En Flandre, où la CSC est hégémonique, la grève s’étend au cours de la première semaine. Des sections de la CSC rejoignent la lutte : les cheminots de Bruges, les postiers d’Alost, les communaux d’Anvers. Mais comme la direction nationale de la FGTB refuse de décréter la grève générale, elle laisse ainsi le champ libre à la direction de la CSC pour jouer le rôle de briseur de grève, avec l’aide de la gendarmerie. Des milliers de travailleurs affilés à la CSC passent à la FGTB, mais dans l’ensemble, le mouvement vers la grève générale sera d’abord brisé en Flandre, là où le maillon de la chaîne était le plus faible.
Quelle stratégie dans la grève ?
Le 24 décembre, le quotidien La Wallonie, dirigé par Renard, est saisi pour avoir publié un appel aux soldats à la fraternisation avec les grévistes. Les quotidiens du Parti socialiste (Le Peuple, Volksgazet) sont à leur tour saisis. Les parachutistes occupent les gares et surveillent les lignes de chemin de fer. Les gendarmes commencent à arrêter et à emprisonner de nombreux grévistes.
La grève continue néanmoins de s’étendre à certaines villes de Flandre, notamment à Alost, Bruges et Renaix. En Wallonie, la grève est totale, 45 000 manifestants défilent à Charleroi. Le 6 janvier, une manifestation de masse à Liège se termine par des affrontements avec les forces de l’ordre dans le quartier de la gare. Les gendarmes abattent deux ouvriers qui succombent dans les jours suivants.

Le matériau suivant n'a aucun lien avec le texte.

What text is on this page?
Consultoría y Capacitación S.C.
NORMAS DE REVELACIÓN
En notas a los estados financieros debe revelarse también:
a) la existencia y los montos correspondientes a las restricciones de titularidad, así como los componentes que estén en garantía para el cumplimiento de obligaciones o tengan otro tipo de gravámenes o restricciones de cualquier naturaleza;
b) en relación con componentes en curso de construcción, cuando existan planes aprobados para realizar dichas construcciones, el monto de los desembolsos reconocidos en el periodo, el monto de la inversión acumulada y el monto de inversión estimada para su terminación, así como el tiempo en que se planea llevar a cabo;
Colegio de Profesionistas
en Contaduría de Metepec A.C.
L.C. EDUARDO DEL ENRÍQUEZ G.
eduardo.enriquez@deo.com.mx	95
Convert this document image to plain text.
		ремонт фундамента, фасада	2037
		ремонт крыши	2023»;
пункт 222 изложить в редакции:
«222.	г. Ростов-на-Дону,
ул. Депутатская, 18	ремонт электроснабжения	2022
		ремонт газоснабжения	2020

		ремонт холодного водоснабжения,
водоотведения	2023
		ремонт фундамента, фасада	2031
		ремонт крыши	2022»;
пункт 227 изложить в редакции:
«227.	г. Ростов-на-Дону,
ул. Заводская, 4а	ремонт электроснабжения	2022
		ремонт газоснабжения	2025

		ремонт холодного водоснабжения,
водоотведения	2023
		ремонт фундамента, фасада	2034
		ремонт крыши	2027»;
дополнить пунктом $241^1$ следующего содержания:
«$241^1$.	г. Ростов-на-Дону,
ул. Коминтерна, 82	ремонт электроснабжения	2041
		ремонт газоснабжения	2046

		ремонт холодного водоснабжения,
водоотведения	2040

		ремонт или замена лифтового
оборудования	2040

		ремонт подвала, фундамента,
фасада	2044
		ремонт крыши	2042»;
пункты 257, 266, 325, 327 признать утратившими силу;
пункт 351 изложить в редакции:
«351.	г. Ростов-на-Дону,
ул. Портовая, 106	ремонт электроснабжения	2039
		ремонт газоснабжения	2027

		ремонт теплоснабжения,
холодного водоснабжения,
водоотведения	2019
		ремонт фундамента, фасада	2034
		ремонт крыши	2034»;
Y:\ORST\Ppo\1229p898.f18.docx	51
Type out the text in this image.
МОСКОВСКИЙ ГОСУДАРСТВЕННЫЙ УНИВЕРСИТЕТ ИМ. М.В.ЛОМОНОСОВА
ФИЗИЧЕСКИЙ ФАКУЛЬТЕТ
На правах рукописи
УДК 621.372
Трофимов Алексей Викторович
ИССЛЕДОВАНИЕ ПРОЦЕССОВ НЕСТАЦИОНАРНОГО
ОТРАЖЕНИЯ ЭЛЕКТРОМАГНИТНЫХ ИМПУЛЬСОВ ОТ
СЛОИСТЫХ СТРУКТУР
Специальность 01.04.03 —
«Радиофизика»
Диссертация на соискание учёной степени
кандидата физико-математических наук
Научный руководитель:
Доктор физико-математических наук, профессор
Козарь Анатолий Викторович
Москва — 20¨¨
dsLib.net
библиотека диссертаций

Effrayés par l’ampleur de la lutte de masse qu’ils ont involontairement et imprudemment contribué à déclencher, les dirigeants socialistes multiplient les contacts avec le gouvernement Eyskens en vue « d’adoucir » le projet de Loi unique. Le journal La Gauche, lance le mot d’ordre de « Marche sur Bruxelles ! ». Afin de tenter de déplacer vers la capitale, siège du pouvoir, le début de situation de double pouvoir qui s’est développé à certains endroits en Wallonie. La marche sur Bruxelles pose en outre la question de l’auto-organisation des travailleurs car les structures syndicales traditionnelles sont incapables de prendre en charge cette marche.
À partir de ce moment, Renard, qui ne souhaite pas faire tomber le gouvernement mais seulement arracher le retrait du projet de loi, condamne vigoureusement l’appel à la Marche sur Bruxelles et il lance, pour faire diversion, la menace irresponsable d’abandon de l’outil (extinction des fours en sidérurgie et en verrerie), qui condamnerait les ouvriers au chômage pendant de longs mois. Mis en minorité au sein de la FGTB par l’aile droite, majoritaire en Flandre, Renard lance aussi un appel à un repli wallon et au fédéralisme. C’est la première fracture communautaire dans le mouvement ouvrier en Belgique.
La fin de la grève
À partir du 7 janvier, la grève recule en Flandre et à Bruxelles. En Wallonie, les travailleurs résistent, mais peu à peu la grève se termine dans les secteurs plus faibles. Le 14 janvier, la plupart des secteurs ont repris le travail à l’exception de la métallurgie à Liège et dans le Hainaut, ainsi que les travailleurs du gaz. Très souvent les travailleurs rentrent la tête haute et le moral excellent, en cortège et en chantant l’Internationale. Partout ils défendent avec acharnement leurs camarades sanctionnés.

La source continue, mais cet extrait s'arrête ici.